Time to speed things up!
Today I will tell you how to speed up a programme running on a GPU. Do you remember the accumulation tree example from my last post?
I was provided with a working version of it, with a global queue to stores tasks ready to be launched.
The protagonists of our story are the following. The threads are our roman soldiers. They are working on a Floating Point Processing Unit (FPU) and they do the computation. They are grouped in units of 32 threads called warps. Threads within the same warp should execute the same instruction at the same time, but on different data. Warps are themselves grouped into blocks. Threads within the same block can communicate fast through shared memory and they can synchronize together. However, no inter-block communication or synchronization is allowed except through the global memory which is much slower.
The tree is another player. He lives in the global memory since all threads should be able to access it. At last there is the queue, also living in the global memory. It is implemented by a chained list, meaning that its size can adapt to the number of tasks it contains. To avoid race conditions, access to the tree and the queue are protected with a mutual exclusion system (mutex). We rely on a specific implementation of a mutex for GPU. It allows only one thread to access the data protected by the mutex at a time. To avoid deadlocks (a kind of infinite loop when two threads wait for an event that will never occur), only one thread per warp tries to enter the mutex. We call it the warp master, and in this early version, only the warp masters can work, as follows:
- Fetch a task from the queue
- Synchronisation of the block
- Execute the task
- Synchronisation of the block
- Push new tasks (if any)
Step 5 is done only if the task done at step 3 resolves a dependency and creates a new task.
The first improvement was to change the queue implementation with my own relying on a fixed sized queue. The reason behind this is that memory allocation is very expensive on a GPU, and with adaptive size queue you are allocating and freeing memory each time a thread pushes and pops a task.
Reestablishing private property
The second idea was to reduce the contention on the global queue since working threads are always trying to access it.

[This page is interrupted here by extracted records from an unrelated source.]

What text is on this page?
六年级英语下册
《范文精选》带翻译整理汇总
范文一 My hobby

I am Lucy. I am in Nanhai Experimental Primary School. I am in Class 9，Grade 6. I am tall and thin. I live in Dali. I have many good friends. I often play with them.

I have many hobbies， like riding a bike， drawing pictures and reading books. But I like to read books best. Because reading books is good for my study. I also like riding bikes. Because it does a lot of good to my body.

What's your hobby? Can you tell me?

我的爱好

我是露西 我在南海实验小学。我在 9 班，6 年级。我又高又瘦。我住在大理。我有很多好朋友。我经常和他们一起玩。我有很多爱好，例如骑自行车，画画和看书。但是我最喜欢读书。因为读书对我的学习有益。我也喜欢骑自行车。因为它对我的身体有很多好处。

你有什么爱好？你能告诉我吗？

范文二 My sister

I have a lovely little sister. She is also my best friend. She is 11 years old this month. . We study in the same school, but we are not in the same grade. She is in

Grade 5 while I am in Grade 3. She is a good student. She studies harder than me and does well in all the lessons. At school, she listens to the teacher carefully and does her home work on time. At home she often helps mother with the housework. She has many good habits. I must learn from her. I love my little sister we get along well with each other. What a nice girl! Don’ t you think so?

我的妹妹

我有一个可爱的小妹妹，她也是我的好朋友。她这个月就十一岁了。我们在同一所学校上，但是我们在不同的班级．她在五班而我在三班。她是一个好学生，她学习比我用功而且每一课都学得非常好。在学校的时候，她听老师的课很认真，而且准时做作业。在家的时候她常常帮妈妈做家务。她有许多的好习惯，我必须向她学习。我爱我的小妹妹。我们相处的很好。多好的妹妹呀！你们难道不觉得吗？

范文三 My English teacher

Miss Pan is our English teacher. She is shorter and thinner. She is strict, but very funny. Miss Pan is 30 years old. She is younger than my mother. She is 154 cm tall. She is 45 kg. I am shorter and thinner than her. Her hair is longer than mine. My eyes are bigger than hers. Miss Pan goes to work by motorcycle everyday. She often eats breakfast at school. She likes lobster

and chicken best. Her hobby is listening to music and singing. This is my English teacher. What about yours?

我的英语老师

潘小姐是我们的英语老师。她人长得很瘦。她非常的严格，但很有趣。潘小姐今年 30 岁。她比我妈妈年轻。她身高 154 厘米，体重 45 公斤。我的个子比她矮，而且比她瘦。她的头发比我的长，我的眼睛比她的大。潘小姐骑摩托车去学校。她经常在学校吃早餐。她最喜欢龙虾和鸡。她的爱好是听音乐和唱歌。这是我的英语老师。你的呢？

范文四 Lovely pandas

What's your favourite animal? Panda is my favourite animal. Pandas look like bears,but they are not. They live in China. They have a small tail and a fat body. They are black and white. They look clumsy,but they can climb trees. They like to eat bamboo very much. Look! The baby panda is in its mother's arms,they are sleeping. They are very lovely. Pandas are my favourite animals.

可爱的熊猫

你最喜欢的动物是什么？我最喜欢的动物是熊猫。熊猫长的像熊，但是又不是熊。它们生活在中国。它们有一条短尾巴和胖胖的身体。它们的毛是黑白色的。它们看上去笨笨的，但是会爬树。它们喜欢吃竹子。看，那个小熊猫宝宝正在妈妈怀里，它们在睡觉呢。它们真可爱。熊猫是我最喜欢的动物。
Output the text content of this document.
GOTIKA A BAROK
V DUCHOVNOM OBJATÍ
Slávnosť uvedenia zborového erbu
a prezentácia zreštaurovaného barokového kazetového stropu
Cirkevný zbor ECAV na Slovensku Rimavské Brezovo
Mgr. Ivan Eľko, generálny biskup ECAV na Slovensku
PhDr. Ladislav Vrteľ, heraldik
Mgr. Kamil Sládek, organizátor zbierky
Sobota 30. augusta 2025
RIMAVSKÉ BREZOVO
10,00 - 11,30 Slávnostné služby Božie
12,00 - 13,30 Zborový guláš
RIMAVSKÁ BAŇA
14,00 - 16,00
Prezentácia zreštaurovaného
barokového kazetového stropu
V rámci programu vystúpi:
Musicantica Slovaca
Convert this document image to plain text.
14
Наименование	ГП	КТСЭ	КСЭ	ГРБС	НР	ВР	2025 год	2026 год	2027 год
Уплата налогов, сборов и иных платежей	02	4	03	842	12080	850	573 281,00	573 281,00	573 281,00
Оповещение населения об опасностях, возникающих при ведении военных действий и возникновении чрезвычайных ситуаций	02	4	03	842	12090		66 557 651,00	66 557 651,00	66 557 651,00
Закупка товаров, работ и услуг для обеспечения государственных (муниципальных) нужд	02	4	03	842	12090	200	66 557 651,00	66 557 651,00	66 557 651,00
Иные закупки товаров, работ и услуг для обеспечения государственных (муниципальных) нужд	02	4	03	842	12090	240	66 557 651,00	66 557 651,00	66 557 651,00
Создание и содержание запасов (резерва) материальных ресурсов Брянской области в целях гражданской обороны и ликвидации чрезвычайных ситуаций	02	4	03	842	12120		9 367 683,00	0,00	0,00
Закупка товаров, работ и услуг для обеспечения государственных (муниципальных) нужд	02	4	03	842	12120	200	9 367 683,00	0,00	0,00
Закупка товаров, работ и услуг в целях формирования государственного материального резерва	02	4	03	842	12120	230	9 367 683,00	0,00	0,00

I added small private queues for each block, that can be stored either in the cache or in the share memory for fast access.
The threads within a block use the block’s private queue in priority, and the global queue as a fallback if the private one is full (push) or empty (pop).
Solving the unemployment crisis
For now only a few threads (the warp masters) are working. It’s time to put an end to that. First, since threads within a block are synchronised, access to the private queue is done at the same time thus performed sequentially because of the mutex. I decided that only one thread per block will access the queue, and will be in charge to fetch the work (step 1) and solve dependencies (step 5) for all the threads.
Breaking down the wall
Now that all threads are working, they are all waiting to enter the mutex protecting the tree, even if they are trying to access different parts of it. So I removed the mutex, and ensured that all operations on the tree are atomic. That’s a bit like if there was a mutex on each node in the tree, making it possible to several threads to access the tree concurrently.
Removing the mutex from the tree resulted in a huge gain on time, so I tried to also get rid of it for the shared queue access. First I did split the queue so that there is one shared queue for each block.
Because the queue is fixed in size, the operations of pushing and popping a task are independent. One block master can pop only from its own queues (private and shared) and can push to its own private queue, its own shared queue and also other block’s shared queue.
Thus, we do not need mutex protection for the popping operation.
Last but not least, the work must be equally shared between blocks (that is called load balancing). I provided a function that tells a calling thread in which shared queue a newly created task should be pushed.
How much is the speedup ?
Quite high actually. The optimized version I wrote works 450 times faster than the version I was provided. For an octree of depth 5, the execution time is reduced from 700 ms to 1.5 ms, enabling it to be used in real applications.